Elena Huerta Muzquiz

Mexican

1908-1997

Biography

Painter, printmaker, and muralist Elena Huerta Muzquiz was born in Saltillo, Coahuila, Mexico on July 15, 1908 into a prominent political family. Showing an early aptitude for art, she was given lessons from a young age, but upon her father's passing her family's wealth declined and she took several jobs to pay for her education. She studied under Ruben Hererra at the Saltillo Art Academy beginning in the late 1920s, earning a teaching degree in her first year and working as a primary school art teacher while completing her studies. Upon graduation she moved to Mexico City to take painting courses at the Academy of San Carlos. Her time with Hererra would continue to influence her style throughout her career and she would become the most prominent member of his art movement, Corriente Pictoria de Saltillo.

In the 1930s Mexican muralism was on the rise in the art world, and Muzquiz associated with leading muralists such as Diego Rivera and David Siqueiros, whose brother-in-law she would eventually marry. She was also a member of the Mexican Communist Party and was an activist, founding the League of Revolutionary Writers and Artists (LEAR) in 1933 along with Leopoldo Mendez, Pablo O'Higgins, Luis Arenal, and others. She was also a founder of the children's puppet theater company Compania de Teatro Infantil, for whom she worked for six years beginning in 1931. Teaching would become a major part of Muzquiz's career from the late 1930s onward, including at the Taller de Grafica Popular (TGP), where she first taught in 1939.

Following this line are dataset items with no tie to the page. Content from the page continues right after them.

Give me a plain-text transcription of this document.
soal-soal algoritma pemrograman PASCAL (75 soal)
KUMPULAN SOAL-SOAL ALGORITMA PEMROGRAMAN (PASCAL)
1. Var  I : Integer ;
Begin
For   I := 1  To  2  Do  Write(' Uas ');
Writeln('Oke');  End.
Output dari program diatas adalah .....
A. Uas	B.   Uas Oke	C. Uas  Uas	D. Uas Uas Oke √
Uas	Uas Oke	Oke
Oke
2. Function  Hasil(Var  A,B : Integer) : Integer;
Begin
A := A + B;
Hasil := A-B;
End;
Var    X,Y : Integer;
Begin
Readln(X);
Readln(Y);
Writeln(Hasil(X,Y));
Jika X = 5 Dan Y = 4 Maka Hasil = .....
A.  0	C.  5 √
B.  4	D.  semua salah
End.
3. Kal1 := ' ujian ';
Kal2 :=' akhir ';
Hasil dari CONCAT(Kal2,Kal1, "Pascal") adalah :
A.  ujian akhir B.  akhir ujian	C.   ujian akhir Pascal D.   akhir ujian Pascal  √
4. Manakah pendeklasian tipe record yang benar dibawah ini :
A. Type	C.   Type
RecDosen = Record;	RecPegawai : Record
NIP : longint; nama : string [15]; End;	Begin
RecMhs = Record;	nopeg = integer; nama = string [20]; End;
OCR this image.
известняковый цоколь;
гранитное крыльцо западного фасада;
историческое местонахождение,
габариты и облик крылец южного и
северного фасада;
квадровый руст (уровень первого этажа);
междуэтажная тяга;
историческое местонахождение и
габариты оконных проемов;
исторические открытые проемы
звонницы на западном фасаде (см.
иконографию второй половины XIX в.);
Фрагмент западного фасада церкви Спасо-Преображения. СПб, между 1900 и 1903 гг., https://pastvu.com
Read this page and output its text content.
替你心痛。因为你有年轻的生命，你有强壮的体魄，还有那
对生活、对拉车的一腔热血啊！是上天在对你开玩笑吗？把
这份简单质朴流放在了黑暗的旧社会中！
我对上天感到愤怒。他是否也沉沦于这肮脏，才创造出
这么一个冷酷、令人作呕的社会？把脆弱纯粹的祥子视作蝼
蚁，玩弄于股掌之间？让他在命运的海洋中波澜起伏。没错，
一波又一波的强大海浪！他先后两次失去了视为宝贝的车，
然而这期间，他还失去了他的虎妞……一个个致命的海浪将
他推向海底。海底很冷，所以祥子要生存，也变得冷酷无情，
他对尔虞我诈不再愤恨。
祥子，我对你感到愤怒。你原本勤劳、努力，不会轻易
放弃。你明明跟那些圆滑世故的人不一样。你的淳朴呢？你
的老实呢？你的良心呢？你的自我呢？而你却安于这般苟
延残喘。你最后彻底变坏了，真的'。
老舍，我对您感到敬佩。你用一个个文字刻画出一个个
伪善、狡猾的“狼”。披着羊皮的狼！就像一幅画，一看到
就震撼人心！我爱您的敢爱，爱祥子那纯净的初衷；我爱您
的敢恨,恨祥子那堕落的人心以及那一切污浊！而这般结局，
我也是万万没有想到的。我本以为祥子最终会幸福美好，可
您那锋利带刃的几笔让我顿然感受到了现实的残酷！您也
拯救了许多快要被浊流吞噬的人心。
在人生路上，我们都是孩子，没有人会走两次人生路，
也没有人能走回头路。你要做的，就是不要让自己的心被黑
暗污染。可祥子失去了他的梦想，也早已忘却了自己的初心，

Recurring health problems led Muzquiz to look for medical treatment that wasn't available in Mexico or the United States. Having visited the Soviet Union several times, she was able to find experimental treatements there even as the Second World War was ramping up. Putting her career on hold, she left with her family for Eastern Europe, living in the Soviet Union for much of the war. In 1948 they returned to Mexico and after a time she was hired by the Museum of Fine Arts at the Instituto Nacional de Bellas Artes (INBA) as well as the TGP. Now a divorced mother of three, she raised her two daughters and son on her own, inspiring them to pursue the arts as well.

Muzquiz's career included directorship of the Jose Guadalupe Posada Gallery in 1951 and the Jose Clemente Orozco Gallery in 1952, and in the meantime she continued to teach and work on her own art. During this time she traveled to China, Cuba, and Russia. She retired in 1972 and moved to Monterrey where, at age 65, she was commissioned by the president of her home town, Saltillo, to paint a mural of the city's history at the municiple hall. She agreed, and from 1973 to 1975 she executed what would become the largest mural done by a woman in Mexico's history measuring 4,840 ft. In all, Muzquiz's mural work would also become significant as being the largest body of mural work done by a woman artist in 20th century Mexico, as well as being among the last to be true to the classic Mexican Muralist style. Ironically, though she had retired from teaching, it wasn't long before she took up teaching more classes in drawing and printmaking, now at the Universitario Panamericano and the Univeridad Autonoma de Nuevo Leon.

Elena Huerta Muzquiz died in July of 1998 in Monterrey, Mexico. Her only surviving child, Sandra, continues to work as a writer and activist.